In 2020, the court debated whether Benjamin Netanyahu could serve as prime minister, despite succeeding in forming a unity government and gaining the Knesset's confidence.
In Israel, the last word on who can serve in the government belongs not to the voters, but to the judges.
Israel's legal institution demonstrates a deep suspicion of democracy, in the sense of actually allowing the people to rule themselves.
Former justice Zvi Tal admitted that accusations of "judicial dictatorship" were justified in a 2017 interview: "Supreme Court justices aren't elected by the public, don’t owe anybody an account for their decisions and don't bear any responsibility for the results of the preferences. When their decisions require a budget, it doesn't concern them where it will come from and at what cost".
After over three decades, Israel's citizens are tired of rule by Platonic philosopher-kings in judicial garb.
The new Netanyahu government must act swiftly to return the power to Israel's demos.
Founded in 2012 by Prof Moshe Koppel, the Kohelet Policy Forum has brought new ideas to the forefront of Israeli politics.
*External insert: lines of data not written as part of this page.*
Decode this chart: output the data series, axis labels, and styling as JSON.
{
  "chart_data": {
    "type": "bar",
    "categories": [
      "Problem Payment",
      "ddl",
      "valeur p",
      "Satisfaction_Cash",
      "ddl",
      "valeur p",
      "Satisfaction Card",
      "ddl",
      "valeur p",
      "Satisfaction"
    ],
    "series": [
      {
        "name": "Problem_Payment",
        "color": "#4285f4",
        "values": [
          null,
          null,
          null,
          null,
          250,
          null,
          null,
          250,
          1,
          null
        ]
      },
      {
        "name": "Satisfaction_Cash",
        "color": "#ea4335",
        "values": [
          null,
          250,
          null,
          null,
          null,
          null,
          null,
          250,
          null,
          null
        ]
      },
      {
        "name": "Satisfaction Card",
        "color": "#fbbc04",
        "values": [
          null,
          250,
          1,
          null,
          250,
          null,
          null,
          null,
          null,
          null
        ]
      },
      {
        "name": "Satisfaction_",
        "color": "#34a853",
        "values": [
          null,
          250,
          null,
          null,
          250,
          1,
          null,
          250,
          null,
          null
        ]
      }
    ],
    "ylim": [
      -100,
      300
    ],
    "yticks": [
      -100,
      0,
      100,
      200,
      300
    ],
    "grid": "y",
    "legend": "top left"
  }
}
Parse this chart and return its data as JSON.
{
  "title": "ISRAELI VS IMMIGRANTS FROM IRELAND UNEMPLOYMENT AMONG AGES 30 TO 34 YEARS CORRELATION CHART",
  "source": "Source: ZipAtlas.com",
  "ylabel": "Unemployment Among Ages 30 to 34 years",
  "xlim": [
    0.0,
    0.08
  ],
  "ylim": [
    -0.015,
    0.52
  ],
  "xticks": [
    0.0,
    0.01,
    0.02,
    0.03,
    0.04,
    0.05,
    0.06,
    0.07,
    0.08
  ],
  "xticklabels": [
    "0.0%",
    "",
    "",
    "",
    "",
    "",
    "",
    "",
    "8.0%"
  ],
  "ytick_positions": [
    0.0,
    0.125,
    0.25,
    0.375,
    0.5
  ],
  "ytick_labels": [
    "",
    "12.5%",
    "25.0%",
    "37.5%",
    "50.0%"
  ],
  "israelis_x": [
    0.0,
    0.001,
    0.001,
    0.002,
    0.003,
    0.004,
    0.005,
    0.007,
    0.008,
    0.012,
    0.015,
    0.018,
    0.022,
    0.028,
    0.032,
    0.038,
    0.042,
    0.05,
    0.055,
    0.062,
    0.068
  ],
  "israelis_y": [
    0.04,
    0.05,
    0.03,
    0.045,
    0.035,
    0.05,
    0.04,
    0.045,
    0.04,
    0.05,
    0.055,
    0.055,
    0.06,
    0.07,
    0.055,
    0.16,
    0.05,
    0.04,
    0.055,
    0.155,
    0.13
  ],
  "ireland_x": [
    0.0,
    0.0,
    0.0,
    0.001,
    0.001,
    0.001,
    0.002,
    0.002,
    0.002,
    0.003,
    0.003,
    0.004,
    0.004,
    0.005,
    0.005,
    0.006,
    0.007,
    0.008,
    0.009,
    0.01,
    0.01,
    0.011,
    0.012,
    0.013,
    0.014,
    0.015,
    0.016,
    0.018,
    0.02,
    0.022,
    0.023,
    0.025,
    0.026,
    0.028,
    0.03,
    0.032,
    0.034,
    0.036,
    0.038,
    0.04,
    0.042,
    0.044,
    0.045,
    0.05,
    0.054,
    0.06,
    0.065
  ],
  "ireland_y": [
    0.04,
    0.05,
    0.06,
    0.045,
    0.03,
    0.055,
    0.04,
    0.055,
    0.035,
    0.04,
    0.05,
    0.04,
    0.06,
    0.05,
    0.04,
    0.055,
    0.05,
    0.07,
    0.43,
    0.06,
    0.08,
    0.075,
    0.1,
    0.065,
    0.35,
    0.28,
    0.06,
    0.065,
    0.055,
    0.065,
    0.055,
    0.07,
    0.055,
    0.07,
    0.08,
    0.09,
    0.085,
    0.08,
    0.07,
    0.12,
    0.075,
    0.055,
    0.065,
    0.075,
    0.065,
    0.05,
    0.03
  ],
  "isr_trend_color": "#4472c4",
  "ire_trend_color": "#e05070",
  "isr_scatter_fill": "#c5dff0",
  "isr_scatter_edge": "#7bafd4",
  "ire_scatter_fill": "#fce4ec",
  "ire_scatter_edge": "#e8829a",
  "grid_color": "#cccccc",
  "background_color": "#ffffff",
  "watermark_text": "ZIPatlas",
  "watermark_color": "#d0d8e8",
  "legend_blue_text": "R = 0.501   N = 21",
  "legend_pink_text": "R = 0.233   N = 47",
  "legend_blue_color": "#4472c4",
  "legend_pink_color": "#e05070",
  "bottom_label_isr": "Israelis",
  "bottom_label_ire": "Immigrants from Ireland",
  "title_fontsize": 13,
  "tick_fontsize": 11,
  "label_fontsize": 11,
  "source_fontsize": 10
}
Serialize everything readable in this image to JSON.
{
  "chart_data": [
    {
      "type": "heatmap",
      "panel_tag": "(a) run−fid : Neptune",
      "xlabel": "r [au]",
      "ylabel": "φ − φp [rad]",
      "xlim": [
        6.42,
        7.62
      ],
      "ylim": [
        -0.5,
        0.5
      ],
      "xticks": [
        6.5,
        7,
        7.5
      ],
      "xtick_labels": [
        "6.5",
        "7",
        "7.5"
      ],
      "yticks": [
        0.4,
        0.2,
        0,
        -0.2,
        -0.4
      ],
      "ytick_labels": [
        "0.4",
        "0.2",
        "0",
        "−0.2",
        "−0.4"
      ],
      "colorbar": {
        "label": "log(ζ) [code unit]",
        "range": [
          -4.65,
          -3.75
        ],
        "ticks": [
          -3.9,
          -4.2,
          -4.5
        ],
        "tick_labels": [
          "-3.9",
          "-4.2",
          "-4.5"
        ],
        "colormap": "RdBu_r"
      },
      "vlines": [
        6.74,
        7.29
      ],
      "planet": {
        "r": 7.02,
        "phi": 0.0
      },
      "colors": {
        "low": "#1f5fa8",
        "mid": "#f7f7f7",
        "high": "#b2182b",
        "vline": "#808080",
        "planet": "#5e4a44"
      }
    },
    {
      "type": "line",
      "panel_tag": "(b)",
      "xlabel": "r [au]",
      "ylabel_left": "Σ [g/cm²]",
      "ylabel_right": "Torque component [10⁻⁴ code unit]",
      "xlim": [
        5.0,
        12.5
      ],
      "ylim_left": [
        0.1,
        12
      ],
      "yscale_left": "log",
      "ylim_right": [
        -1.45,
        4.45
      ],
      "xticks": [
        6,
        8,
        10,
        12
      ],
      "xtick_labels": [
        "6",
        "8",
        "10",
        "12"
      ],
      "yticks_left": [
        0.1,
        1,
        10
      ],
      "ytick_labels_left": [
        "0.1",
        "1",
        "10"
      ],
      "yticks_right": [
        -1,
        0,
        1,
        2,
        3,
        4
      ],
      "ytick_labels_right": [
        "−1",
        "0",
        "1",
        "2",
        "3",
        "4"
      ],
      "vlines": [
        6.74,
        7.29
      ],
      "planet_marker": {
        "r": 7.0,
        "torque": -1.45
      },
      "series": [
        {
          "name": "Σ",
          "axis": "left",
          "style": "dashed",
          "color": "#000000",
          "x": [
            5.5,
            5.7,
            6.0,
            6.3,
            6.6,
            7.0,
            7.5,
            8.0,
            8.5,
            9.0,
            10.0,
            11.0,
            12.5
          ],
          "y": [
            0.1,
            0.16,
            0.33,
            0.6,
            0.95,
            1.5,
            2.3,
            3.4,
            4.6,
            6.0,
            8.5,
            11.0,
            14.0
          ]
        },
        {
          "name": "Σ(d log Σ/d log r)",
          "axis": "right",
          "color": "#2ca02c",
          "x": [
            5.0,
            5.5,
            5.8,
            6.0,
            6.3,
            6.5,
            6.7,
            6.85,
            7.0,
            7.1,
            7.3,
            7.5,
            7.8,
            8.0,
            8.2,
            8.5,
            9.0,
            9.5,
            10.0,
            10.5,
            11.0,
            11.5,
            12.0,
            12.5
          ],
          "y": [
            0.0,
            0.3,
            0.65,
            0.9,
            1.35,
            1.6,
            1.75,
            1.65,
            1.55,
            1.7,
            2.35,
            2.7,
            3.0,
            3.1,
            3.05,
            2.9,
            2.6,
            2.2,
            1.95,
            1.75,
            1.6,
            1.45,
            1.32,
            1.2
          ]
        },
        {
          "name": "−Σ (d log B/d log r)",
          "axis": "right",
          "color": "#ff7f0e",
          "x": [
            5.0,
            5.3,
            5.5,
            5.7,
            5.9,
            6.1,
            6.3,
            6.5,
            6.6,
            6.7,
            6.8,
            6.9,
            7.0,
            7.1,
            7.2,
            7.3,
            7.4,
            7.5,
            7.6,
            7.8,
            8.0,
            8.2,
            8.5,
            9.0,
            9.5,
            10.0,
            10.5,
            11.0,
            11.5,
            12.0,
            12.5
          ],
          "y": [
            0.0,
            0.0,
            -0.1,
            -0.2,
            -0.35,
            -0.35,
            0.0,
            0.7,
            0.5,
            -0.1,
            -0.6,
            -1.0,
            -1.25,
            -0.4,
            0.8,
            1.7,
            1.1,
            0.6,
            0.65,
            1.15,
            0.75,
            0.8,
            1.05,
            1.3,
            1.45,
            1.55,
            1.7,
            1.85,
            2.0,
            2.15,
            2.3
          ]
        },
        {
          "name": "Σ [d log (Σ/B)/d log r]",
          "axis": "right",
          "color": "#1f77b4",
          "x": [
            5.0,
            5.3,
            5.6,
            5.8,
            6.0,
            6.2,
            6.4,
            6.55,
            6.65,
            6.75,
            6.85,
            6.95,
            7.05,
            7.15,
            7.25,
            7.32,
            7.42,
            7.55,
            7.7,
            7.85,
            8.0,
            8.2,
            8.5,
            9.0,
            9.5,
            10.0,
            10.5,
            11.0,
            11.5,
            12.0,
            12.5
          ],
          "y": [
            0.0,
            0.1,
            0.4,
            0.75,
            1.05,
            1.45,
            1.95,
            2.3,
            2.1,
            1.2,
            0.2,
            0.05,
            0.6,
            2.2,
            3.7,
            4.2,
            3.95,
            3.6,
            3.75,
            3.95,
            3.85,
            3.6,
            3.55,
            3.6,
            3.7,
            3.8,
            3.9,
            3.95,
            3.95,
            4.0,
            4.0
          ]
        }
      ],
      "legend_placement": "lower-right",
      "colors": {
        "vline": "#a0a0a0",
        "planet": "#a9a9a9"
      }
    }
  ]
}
Kohelet's official mission is to "promote national sovereignty and individual rights".
For too many years, Israeli's conservative and traditional sectors lacked a coherent ideological response to the universalist, left-wing and often post-Zionist messages dominant in Israeli media, academia and bon-tons.
One need only glance over Kohelet's multiple policy-papers to understand that the Forum is a wave of fresh air to a stagnant Israeli political culture, often dominated by left-wing groupthink.
Separation of powers, privatisation of services and national security are only some of the issues that the conservative institute promotes.
Recently, celebrating its tenth anniversary, Kohelet has many important successes to its name.
Kohelet's economic department pushes data-driven policy on deregulation, reducing government bureaucracy and free-market economics.
The Forum's international law experts have played a leading role in combatting the anti-semitic Boycott, Divestment and Sanctions movement, and exposed EU and international hypocrisy against Jewish communities in Judea and Samaria.
In 2018, the Knesset constitutionally enshrined Israel's status as the nation-state of the Jewish people, a longtime brainchild of the think-tank.
The current judicial reforms are another one of Kohelet's flagship policy issues.